Problem‑Solution Matrix
| Problem | Root Cause | Heat Map Solution |
|---|---|---|
| Long Picking Paths | Random SKU placement | Hot‑zone placement; high‑velocity items within 2‑row radius |
| High RTO Rates | Mis‑aligned inventory & demand | Dynamic re‑allocation; move items with rising return rates to more accessible zones |
| Under‑utilised Pallet Space | Over‑stocking of low‑velocity SKUs | “Cold‑zone” consolidation; place low‑velocity items in bulk storage or deep racks |
| Inconsistent Stock Visibility | Manual stock‑takes | EdgeOS real‑time alerts; automated cycle counts triggered by heat map thresholds |
Implementing Heat Map Strategies
- 1. Segment SKUs into Velocity Bands
- Hot (≥ 40 units/day) – Front‑line, single‑shelf.
- Warm (20–39 units/day) – Near‑front, 2‑row depth.
- Cold (< 20 units/day) – Deep racks, bulk storage.
- 2. Map Heat Zones on Floor Plan
- Use GIS‑style overlays; colour‑code zones (red=hot, amber=warm, blue=cold).
- 3. Integrate with Dark Store Mesh
- For micro‑fulfilment hubs in cities like Guwahati, the Dark Store Mesh routes orders to nearest heat‑zone, reducing travel time.

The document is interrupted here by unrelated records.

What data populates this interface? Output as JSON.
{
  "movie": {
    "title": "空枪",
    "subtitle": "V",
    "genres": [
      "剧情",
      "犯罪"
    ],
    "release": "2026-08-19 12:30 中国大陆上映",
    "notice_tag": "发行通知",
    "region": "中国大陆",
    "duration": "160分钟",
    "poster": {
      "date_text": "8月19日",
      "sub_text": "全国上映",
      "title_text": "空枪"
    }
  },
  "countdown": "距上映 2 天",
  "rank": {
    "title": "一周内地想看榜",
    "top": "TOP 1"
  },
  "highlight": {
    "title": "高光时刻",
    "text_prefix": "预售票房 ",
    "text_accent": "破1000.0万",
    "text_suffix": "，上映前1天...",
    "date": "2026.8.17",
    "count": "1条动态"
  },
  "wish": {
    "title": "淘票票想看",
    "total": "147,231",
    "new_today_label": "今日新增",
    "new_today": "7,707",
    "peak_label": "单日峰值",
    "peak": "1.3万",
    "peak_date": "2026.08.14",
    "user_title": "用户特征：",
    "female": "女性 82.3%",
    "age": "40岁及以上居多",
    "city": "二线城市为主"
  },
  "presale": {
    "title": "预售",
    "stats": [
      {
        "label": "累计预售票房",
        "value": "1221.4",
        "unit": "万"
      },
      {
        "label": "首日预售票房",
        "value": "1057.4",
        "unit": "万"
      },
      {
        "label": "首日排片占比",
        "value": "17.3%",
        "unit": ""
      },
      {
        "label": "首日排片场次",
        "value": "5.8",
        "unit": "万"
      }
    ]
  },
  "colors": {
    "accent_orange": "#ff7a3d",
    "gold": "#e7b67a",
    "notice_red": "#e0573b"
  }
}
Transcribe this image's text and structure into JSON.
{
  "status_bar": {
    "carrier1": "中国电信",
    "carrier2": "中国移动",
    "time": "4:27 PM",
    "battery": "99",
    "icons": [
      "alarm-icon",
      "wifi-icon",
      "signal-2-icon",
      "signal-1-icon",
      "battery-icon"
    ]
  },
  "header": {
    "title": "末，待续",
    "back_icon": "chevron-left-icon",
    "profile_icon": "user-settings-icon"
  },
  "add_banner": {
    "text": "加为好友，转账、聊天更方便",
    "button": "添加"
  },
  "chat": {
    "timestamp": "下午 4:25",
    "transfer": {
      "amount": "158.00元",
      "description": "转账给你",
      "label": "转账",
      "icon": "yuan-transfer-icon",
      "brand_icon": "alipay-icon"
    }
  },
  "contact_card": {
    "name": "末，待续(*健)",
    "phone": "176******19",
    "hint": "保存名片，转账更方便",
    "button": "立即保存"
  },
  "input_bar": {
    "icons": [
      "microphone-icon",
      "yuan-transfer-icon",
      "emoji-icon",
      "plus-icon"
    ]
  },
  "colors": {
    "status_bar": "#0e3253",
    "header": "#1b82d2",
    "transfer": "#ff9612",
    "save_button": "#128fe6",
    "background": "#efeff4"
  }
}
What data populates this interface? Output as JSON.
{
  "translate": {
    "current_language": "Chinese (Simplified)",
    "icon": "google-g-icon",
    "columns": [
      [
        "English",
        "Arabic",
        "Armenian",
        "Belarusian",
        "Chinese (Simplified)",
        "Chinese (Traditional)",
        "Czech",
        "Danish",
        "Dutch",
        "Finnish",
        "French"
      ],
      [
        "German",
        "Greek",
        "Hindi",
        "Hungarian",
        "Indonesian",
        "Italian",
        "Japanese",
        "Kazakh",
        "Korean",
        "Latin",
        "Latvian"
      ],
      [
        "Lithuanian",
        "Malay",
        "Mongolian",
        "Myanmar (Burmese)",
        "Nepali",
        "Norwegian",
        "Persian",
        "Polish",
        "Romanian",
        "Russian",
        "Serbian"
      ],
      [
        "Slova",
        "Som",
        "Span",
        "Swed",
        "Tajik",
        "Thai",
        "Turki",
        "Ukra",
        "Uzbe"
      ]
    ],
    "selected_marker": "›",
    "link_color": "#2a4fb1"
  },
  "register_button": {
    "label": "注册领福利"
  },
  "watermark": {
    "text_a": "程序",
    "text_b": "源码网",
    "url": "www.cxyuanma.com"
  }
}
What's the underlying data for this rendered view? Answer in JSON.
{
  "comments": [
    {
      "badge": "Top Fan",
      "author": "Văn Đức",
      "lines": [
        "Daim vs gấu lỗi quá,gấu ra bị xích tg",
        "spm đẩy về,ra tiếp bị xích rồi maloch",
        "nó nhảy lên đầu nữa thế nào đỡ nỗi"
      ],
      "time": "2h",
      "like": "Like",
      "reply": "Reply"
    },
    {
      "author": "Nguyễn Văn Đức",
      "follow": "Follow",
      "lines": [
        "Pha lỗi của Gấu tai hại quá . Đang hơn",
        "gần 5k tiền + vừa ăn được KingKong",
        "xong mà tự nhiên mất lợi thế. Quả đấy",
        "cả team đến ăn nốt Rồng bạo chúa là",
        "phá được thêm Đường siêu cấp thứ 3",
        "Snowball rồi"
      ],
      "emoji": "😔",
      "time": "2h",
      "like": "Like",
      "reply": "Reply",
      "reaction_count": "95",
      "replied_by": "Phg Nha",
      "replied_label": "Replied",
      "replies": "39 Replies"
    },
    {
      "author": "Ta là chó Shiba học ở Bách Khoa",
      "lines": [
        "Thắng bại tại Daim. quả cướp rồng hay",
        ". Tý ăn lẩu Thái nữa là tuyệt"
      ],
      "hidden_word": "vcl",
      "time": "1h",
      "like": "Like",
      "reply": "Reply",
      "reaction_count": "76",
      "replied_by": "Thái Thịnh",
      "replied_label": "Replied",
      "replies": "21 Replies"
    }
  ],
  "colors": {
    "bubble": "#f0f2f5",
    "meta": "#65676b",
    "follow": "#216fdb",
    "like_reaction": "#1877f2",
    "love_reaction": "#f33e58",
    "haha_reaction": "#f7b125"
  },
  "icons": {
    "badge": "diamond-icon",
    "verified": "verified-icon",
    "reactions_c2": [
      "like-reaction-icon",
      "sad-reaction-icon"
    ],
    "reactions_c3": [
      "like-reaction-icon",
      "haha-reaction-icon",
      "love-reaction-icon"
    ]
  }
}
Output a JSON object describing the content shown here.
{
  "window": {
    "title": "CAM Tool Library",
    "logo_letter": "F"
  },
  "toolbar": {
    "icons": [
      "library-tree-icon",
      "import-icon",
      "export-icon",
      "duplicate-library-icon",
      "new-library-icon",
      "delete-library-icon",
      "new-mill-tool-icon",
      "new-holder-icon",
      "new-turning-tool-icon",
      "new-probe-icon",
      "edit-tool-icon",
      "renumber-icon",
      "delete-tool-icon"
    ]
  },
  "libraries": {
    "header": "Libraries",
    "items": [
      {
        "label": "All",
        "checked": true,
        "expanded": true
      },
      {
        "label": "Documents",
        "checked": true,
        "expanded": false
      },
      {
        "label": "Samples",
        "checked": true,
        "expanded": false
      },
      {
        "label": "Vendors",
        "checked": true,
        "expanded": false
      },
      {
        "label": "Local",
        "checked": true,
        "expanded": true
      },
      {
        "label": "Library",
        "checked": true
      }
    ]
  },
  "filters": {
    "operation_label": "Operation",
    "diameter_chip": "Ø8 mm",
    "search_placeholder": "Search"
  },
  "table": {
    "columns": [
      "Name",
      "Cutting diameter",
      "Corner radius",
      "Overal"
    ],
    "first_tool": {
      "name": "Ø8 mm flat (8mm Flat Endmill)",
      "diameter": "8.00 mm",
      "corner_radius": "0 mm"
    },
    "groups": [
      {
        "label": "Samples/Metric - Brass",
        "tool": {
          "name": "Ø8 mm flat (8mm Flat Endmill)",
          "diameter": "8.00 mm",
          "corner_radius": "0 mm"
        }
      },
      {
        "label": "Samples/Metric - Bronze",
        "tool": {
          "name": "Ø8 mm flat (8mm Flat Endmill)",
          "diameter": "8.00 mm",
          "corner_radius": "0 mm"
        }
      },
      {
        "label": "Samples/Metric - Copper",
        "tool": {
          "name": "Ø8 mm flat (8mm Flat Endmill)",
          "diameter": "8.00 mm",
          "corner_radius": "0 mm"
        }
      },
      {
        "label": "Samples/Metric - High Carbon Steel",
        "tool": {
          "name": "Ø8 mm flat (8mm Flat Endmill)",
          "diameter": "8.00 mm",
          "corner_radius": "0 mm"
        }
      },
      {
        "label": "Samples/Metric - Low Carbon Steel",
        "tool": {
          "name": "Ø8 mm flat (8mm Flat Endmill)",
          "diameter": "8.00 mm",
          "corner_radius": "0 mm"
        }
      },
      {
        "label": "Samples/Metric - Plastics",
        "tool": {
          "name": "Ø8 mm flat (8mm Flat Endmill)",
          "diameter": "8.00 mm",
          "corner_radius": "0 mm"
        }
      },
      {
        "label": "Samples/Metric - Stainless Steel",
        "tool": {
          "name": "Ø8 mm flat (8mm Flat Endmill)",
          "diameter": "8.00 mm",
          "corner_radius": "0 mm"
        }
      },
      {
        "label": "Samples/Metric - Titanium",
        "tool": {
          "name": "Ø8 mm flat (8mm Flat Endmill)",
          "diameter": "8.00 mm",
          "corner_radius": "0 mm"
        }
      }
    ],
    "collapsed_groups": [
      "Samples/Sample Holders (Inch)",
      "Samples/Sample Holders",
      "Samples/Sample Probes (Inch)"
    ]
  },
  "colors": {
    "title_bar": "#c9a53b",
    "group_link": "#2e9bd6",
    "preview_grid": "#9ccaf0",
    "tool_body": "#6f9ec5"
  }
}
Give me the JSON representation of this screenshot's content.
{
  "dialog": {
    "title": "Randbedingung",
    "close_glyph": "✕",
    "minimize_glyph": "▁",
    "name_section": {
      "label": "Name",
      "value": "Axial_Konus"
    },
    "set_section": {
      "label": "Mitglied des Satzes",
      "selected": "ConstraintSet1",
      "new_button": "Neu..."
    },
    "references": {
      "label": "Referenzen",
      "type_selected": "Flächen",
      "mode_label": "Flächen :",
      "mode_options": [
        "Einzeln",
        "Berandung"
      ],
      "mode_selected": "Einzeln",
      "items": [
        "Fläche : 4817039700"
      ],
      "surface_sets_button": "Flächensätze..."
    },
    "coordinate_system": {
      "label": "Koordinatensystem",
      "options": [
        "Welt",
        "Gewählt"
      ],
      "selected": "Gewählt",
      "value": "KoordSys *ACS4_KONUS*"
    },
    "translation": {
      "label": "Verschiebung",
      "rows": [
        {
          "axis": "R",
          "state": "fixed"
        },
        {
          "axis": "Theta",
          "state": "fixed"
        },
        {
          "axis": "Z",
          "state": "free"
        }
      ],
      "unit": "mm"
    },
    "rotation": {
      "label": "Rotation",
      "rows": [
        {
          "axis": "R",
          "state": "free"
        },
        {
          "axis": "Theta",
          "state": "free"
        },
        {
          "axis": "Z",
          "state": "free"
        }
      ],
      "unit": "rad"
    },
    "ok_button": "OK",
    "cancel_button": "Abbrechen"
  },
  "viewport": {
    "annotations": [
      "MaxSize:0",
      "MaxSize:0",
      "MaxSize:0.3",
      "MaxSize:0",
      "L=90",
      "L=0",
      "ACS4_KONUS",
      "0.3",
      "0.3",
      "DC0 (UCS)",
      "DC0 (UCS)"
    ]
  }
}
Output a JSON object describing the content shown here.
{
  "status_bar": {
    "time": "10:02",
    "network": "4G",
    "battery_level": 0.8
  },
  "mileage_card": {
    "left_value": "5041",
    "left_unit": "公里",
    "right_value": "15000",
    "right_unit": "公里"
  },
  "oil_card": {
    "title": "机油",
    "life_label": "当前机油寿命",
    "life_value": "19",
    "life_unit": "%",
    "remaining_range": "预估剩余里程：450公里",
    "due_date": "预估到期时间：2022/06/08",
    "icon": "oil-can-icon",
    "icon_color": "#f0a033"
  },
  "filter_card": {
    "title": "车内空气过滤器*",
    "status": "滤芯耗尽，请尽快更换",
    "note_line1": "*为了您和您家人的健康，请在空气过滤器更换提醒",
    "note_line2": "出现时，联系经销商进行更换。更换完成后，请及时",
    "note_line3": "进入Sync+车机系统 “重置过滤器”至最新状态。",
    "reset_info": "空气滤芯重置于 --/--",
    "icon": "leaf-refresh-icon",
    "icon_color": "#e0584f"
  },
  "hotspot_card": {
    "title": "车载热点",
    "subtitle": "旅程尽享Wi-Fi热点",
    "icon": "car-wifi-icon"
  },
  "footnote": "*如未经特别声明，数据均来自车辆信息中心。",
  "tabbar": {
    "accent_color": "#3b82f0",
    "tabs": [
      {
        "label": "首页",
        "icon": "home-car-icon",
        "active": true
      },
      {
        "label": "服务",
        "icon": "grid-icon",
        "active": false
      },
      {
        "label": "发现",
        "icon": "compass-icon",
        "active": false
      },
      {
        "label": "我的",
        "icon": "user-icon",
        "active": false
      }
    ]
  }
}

- 4. Set Dynamic Thresholds
- EdgeOS monitors velocity drift; if a SKU’s velocity crosses a band, the system auto‑flags it for repositioning.
- 5. Pilot in a Tier‑2 Hub
- Start with 200 SKUs in a Delhivery‑managed warehouse; track picking time pre‑ and post‑heat‑map.
- 6. Scale
- Roll out to Shadowfax‑operated centers in Bangalore, leveraging EdgeOS’s multi‑warehouse sync.
Edgistify Integration: EdgeOS, Dark Store Mesh, and NDR Management
- EdgeOS serves as the intelligence layer, turning raw movement data into heat‑map visualisations. Its edge‑processing reduces latency, critical for COD‑heavy Tier‑2 markets.
- Dark Store Mesh links micro‑fulfilment nodes, ensuring that the heat‑map‑optimized zones are served by the nearest store, cutting delivery time by up to 30 %.
- NDR Management (No‑Delivery‑Reason) tracks why items fail delivery—often due to mis‑placement or stockouts. Heat maps help pre‑empt NDRs by ensuring high‑velocity items are never out of the way.
Together, these components form a symbiotic ecosystem: EdgeOS informs placement, Dark Store Mesh delivers, and NDR Management validates the outcome.
Conclusion
Warehouse heat maps are more than a visual aid—they are a strategic lever that aligns storage layout with real‑world demand dynamics. By quantifying product velocity, harnessing EdgeOS’s real‑time analytics, and integrating with Dark Store Mesh, Indian e‑commerce players can slash picking time, reduce RTO incidents, and deliver on the COD promise that consumers expect. In a market where milliseconds matter, heat maps turn data into decisive action.